Metheny’s attorneys have not filed a response to the memorandum. In court on Nov. 24, however, his attorney said that Metheny’s plea to one count each of filing a false statement and of conspiracy to defraud the Forest Service does not constitute admission that Metheny’s crimes contributed to the crash.

Metheny was set to be sentenced April 6, but it has since been rescheduled for June 15.

Co-defendent Levi Phillips, who was to be sentenced today in U.S. District Court in Medford, has pleaded guilty to one count of conspiracy to commit mail and wire fraud and has cooperated in the government’s case against Metheny. His sentencing was rescheduled for June 16.

The crash occurred on a nearly 6,000-foot-high mountaintop near Weaverville, Calif., while the Sikorsky S-61N helicopter was ferrying out firefighters battling the Iron 44 fire in the Trinity Alps Wilderness Area of the Shasta-Trinity National Forest.

A National Transportation Safety Board investigation showed the helicopter weighed more than 19,000 pounds when pilots tried to take off from a mountaintop clearing.
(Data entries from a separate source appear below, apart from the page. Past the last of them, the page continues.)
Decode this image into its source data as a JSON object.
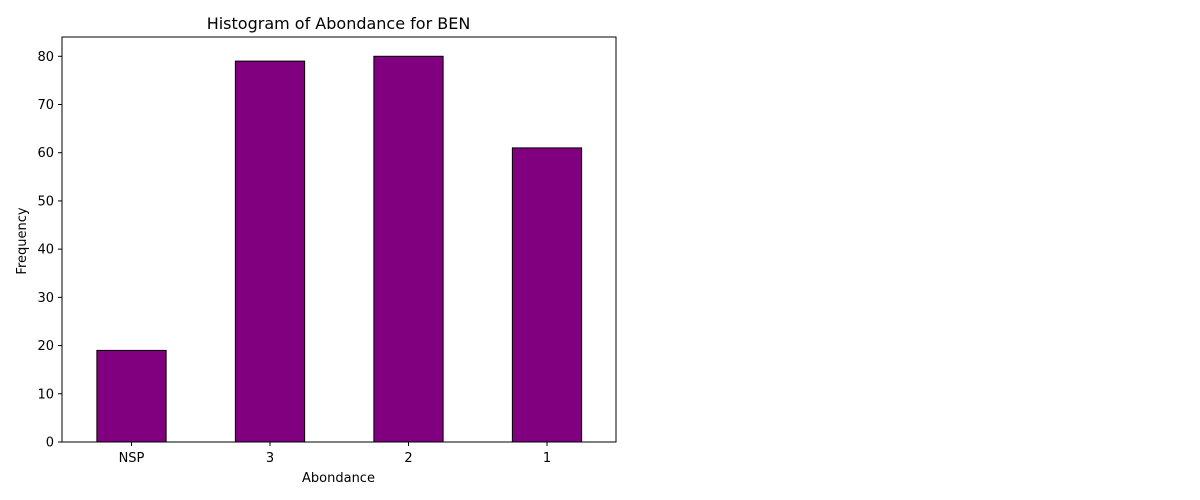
{
  "chart_data": {
    "type": "bar",
    "title": "Histogram of Abondance for BEN",
    "xlabel": "Abondance",
    "ylabel": "Frequency",
    "categories": [
      "NSP",
      "3",
      "2",
      "1"
    ],
    "values": [
      19,
      79,
      80,
      61
    ],
    "ylim": [
      0,
      84
    ],
    "yticks": [
      0,
      10,
      20,
      30,
      40,
      50,
      60,
      70,
      80
    ],
    "grid": false,
    "bar_color": "#800080",
    "edge_color": "#000000"
  }
}
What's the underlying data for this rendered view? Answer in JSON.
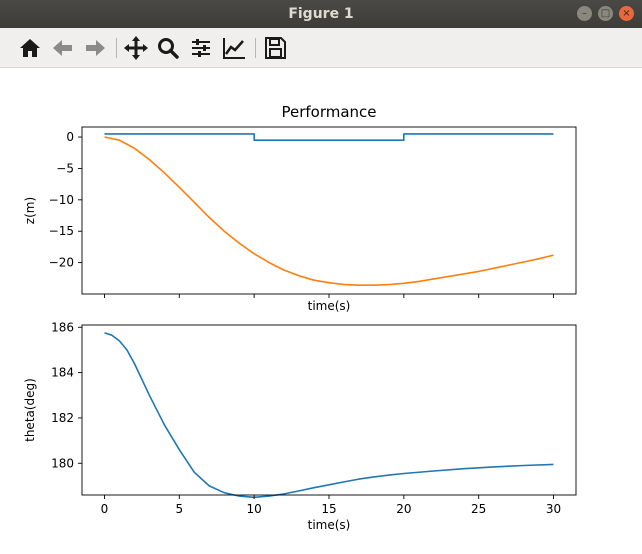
{
  "window": {
    "title": "Figure 1"
  },
  "toolbar": {
    "icons": [
      "home-icon",
      "back-arrow-icon",
      "forward-arrow-icon",
      "pan-icon",
      "zoom-icon",
      "configure-subplots-icon",
      "edit-axes-icon",
      "save-icon"
    ]
  },
  "chart_data": [
    {
      "type": "line",
      "title": "Performance",
      "xlabel": "time(s)",
      "ylabel": "z(m)",
      "xlim": [
        -1.5,
        31.5
      ],
      "ylim": [
        -25.0,
        1.6
      ],
      "xticks": [
        0,
        5,
        10,
        15,
        20,
        25,
        30
      ],
      "yticks": [
        0,
        -5,
        -10,
        -15,
        -20
      ],
      "ytick_labels": [
        "0",
        "−5",
        "−10",
        "−15",
        "−20"
      ],
      "show_xtick_labels": false,
      "series": [
        {
          "color": "#1f77b4",
          "x": [
            0,
            10,
            10,
            20,
            20,
            30
          ],
          "y": [
            0.5,
            0.5,
            -0.5,
            -0.5,
            0.5,
            0.5
          ]
        },
        {
          "color": "#ff7f0e",
          "x": [
            0,
            1,
            2,
            3,
            4,
            5,
            6,
            7,
            8,
            9,
            10,
            11,
            12,
            13,
            14,
            15,
            16,
            17,
            18,
            19,
            20,
            21,
            22,
            23,
            24,
            25,
            26,
            27,
            28,
            29,
            30
          ],
          "y": [
            0,
            -0.5,
            -1.8,
            -3.6,
            -5.7,
            -8.0,
            -10.4,
            -12.8,
            -15.0,
            -16.9,
            -18.6,
            -20.0,
            -21.2,
            -22.1,
            -22.8,
            -23.2,
            -23.5,
            -23.6,
            -23.6,
            -23.5,
            -23.3,
            -23.0,
            -22.6,
            -22.2,
            -21.8,
            -21.4,
            -20.9,
            -20.4,
            -19.9,
            -19.4,
            -18.8
          ]
        }
      ]
    },
    {
      "type": "line",
      "xlabel": "time(s)",
      "ylabel": "theta(deg)",
      "xlim": [
        -1.5,
        31.5
      ],
      "ylim": [
        178.6,
        186.1
      ],
      "xticks": [
        0,
        5,
        10,
        15,
        20,
        25,
        30
      ],
      "yticks": [
        180,
        182,
        184,
        186
      ],
      "ytick_labels": [
        "180",
        "182",
        "184",
        "186"
      ],
      "show_xtick_labels": true,
      "series": [
        {
          "color": "#1f77b4",
          "x": [
            0,
            0.5,
            1,
            1.5,
            2,
            3,
            4,
            5,
            6,
            7,
            8,
            9,
            10,
            11,
            12,
            13,
            14,
            15,
            16,
            17,
            18,
            19,
            20,
            22,
            24,
            26,
            28,
            30
          ],
          "y": [
            185.75,
            185.65,
            185.4,
            185.0,
            184.4,
            183.0,
            181.7,
            180.6,
            179.6,
            179.0,
            178.7,
            178.55,
            178.5,
            178.55,
            178.65,
            178.78,
            178.92,
            179.05,
            179.18,
            179.3,
            179.4,
            179.48,
            179.55,
            179.66,
            179.76,
            179.84,
            179.9,
            179.95
          ]
        }
      ]
    }
  ]
}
If Forest Service guidelines had been followed, investigators said, the weight shouldn’t have exceeded 15,840 pounds.

It concluded in 2010 that Carson’s deliberate understatement of the weight of its helicopter and lapses in safety oversight caused the fatal crash.

Phillips was the company’s director of maintenance, reporting directly to Metheny.

A 25-page indictment against the two men says that roughly between March and October 2008, Metheny and Phillips submitted bid proposals on behalf of Carson Helicopters that contained information the two knew was false.

The bid proposals contained falsified weight and balance charts and falsely altered performance charts that were submitted so the Forest Service could determine whether the helicopters met minimum contract specifications, court documents claim.

Metheny knowingly distributed the false information to pilots and in helicopter flight manuals for use in the field.

The falsified charts were then used by pilots, unaware of the false nature of the charts, in performing firefighting flight operations, including calculating the helicopter’s maximum payload capacity during firefighting operations, thereby endangering the safety of the helicopters in flight, court documents state.

“To put it bluntly, Metheny knew that the falsified charts put firefighters and pilots in harm’s way,” Chatfield wrote in his memorandum.

“Pilots have to trust the accuracy of their charts with their life,” Chatfield wrote. “Pilots are trained that by staying within the parameters established by the charts, their aircraft would perform as presented.”

Those who died in the crash were check pilot Jim Ramage, 63, Redding, Calif.; command pilot Roark Schwanenberg, 54, Lostine; firefighter David Steele, 19, Ashland; firefighter Shawn Blazer, 30, Medford; firefighter Scott Charlson, 25, Phoenix; firefighter Matthew Hammer, 23, Grants Pass; firefighter Edrik Gomez, 19, Ashland; firefighter Bryan Rich, 29, Medford; and firefighter Steven “Caleb” Renno, 21, Cave Junction. Four others were injured.

Metheny’s sentence memorandum advised a sentence ranging from 188 months to 235 months in federal prison, and prosecutors in the sentencing memorandum recommended the lower end of the range.

The recommended range of sentence would have been lower had the calculations not taken into account the $51.7 million potential worth of the firefighting contract verses the $18.8 million the Forest Service paid Carson before canceling it.

It also took into account whether Metheny consciously and recklessly risked death or serious bodily injuries in falsifying those charts.

The sentencing memorandum also details how Metheny was stealing from his own company.

He used Carson funds to buy jewelry and other personal items for his wife and himself and to renovate their residence, the memorandum states. He also sold Carson helicopter parts and allegedly stole helicopter parts and eventually returned them but tried to divert suspicion toward a rival, “revealing his self-centered and vindictive nature,” the memorandum states.